For the Australian equities managed funds sector, the effect was still positive but weaker as they outperformed by only 0.2% p.a. over 12 months, 0.8% p.a. over three years and 0.4% p.a. over five years.

"The ESG sector is often treated as a de facto sector as if it was its own asset class. But in reality, most ESG managed funds are equities funds," said Alex Dunnin, executive director of research and compliance at Rainmaker Information.

Rainmaker's managed funds performance survey tracks 66 ESG funds that collectively hold $19 billion in funds under management (FUM).

Among these funds, 57 of the 66 ESG funds, are equities funds. They make up 86% of the sample and 88% of its FUM.

These ESG equities funds include 22 that are Australian equities funds and 35 that are international equities funds.
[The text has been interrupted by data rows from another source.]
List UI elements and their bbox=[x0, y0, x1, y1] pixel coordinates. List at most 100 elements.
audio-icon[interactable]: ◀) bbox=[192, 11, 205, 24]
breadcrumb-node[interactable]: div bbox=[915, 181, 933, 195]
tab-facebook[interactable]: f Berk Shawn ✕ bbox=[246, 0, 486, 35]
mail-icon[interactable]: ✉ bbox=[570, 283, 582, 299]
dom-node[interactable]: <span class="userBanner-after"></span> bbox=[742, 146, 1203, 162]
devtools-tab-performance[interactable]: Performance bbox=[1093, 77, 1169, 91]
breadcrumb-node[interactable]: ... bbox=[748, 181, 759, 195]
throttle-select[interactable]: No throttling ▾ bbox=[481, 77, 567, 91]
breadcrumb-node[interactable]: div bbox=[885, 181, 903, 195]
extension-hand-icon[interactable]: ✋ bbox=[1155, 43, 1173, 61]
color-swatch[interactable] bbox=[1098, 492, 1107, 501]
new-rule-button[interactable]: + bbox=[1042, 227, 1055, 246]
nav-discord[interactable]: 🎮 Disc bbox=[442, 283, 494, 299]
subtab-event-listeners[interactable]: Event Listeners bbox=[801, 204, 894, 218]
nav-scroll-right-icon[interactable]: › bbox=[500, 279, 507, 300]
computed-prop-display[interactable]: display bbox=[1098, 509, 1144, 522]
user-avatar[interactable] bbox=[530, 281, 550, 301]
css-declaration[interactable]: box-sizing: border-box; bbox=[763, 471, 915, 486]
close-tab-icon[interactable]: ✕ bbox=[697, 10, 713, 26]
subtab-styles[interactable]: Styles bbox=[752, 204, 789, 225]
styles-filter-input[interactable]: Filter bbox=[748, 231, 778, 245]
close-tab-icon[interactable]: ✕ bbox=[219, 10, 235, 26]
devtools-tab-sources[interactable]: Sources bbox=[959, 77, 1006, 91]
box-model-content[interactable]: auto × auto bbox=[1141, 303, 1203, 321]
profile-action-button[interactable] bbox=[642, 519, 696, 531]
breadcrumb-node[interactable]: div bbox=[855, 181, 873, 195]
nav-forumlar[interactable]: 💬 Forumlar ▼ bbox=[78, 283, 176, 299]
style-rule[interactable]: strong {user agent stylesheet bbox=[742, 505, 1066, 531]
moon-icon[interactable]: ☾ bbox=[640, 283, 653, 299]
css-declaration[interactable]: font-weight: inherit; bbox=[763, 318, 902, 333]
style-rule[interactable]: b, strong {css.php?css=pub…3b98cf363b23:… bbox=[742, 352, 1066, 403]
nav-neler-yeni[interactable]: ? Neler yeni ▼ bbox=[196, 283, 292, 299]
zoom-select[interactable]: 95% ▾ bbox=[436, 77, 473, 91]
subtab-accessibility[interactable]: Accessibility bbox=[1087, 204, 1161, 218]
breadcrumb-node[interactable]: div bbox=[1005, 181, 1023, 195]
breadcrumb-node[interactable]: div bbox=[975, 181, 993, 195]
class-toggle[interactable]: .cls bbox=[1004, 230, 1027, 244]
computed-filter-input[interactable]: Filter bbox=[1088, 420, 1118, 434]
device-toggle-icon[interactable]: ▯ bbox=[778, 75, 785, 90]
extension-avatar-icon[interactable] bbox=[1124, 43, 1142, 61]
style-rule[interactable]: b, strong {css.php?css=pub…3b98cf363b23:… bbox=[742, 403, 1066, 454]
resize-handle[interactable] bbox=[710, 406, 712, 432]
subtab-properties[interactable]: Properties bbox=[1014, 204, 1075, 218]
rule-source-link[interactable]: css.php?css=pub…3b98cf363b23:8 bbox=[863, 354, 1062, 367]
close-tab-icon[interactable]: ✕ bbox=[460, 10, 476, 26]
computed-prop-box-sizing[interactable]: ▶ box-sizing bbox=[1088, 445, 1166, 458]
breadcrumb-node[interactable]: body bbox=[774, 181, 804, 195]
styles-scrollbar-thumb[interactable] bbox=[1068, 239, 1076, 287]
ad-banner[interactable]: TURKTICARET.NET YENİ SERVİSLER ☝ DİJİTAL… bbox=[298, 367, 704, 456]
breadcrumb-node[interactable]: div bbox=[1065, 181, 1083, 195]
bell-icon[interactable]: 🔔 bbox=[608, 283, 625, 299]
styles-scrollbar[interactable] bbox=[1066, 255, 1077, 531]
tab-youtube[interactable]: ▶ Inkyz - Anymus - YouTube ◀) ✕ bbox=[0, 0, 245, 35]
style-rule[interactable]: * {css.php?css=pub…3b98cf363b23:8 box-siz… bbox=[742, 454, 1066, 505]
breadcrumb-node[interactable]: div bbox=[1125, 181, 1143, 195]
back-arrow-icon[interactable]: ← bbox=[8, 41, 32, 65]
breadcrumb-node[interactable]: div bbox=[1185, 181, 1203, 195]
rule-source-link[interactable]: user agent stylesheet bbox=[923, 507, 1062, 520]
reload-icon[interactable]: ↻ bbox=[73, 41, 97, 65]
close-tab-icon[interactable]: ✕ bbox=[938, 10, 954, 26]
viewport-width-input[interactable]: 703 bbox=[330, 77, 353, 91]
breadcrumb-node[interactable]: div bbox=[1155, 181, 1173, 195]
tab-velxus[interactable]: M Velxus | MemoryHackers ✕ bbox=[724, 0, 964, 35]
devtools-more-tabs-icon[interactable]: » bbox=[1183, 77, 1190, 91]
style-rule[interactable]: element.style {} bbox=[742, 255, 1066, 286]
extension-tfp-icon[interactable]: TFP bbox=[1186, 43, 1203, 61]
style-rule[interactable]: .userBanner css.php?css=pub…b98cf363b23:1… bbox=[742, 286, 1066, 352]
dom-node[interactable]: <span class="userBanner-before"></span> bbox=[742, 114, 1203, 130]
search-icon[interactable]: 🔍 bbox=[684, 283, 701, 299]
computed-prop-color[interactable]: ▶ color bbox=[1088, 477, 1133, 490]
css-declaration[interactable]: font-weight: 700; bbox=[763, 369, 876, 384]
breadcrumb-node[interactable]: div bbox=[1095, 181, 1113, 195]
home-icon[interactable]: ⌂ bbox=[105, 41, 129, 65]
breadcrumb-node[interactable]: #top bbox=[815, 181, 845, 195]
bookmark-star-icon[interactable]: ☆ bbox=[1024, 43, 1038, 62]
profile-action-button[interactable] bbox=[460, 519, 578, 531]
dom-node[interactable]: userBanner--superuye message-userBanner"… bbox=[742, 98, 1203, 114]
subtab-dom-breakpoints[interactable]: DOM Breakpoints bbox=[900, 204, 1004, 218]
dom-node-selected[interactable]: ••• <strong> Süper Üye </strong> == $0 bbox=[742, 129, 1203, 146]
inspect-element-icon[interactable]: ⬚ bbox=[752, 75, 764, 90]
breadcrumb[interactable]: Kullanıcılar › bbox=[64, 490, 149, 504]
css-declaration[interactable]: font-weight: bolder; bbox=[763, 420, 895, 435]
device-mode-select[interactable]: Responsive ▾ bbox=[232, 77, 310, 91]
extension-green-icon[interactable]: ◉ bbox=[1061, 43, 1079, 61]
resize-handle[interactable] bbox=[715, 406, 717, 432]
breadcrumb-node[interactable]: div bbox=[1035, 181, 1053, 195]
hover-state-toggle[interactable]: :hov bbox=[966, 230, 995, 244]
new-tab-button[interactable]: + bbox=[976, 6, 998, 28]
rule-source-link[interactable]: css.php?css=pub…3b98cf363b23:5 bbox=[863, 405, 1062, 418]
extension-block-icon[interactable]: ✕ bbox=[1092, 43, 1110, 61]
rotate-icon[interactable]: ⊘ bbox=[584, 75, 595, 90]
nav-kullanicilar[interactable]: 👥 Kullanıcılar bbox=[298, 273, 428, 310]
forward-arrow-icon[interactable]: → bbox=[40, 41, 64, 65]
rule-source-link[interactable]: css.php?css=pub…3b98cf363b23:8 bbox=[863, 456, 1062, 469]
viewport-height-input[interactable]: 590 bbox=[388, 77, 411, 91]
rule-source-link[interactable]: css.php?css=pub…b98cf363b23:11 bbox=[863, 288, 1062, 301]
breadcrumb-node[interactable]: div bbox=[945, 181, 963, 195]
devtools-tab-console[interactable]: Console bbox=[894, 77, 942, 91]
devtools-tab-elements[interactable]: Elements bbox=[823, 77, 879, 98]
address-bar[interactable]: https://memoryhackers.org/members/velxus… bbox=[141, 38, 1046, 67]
"But the 64% of these funds that are international hold only 40% of their FUM, meaning they tend to be smaller."

Over the medium term, the ESG outperformance premium for managed funds in international equities were two to four times more than for Australian equities.

These outperformance results do not take account of investment style, scale, fees or product structure.

"The key strategic point is that over these time periods, there is robust evidence that choosing ESG investment strategies in no way detracts from performance. Indeed, it is likely to boost it."

"Being ESG in itself cannot make a managed fund superior. But if a superior investment manager runs an ESG fund it is very likely that fund will also be superior."

"That is, only good investment managers can run good ESG funds. Claiming to be ESG does not compensate for low quality investment expertise," said Dunnin.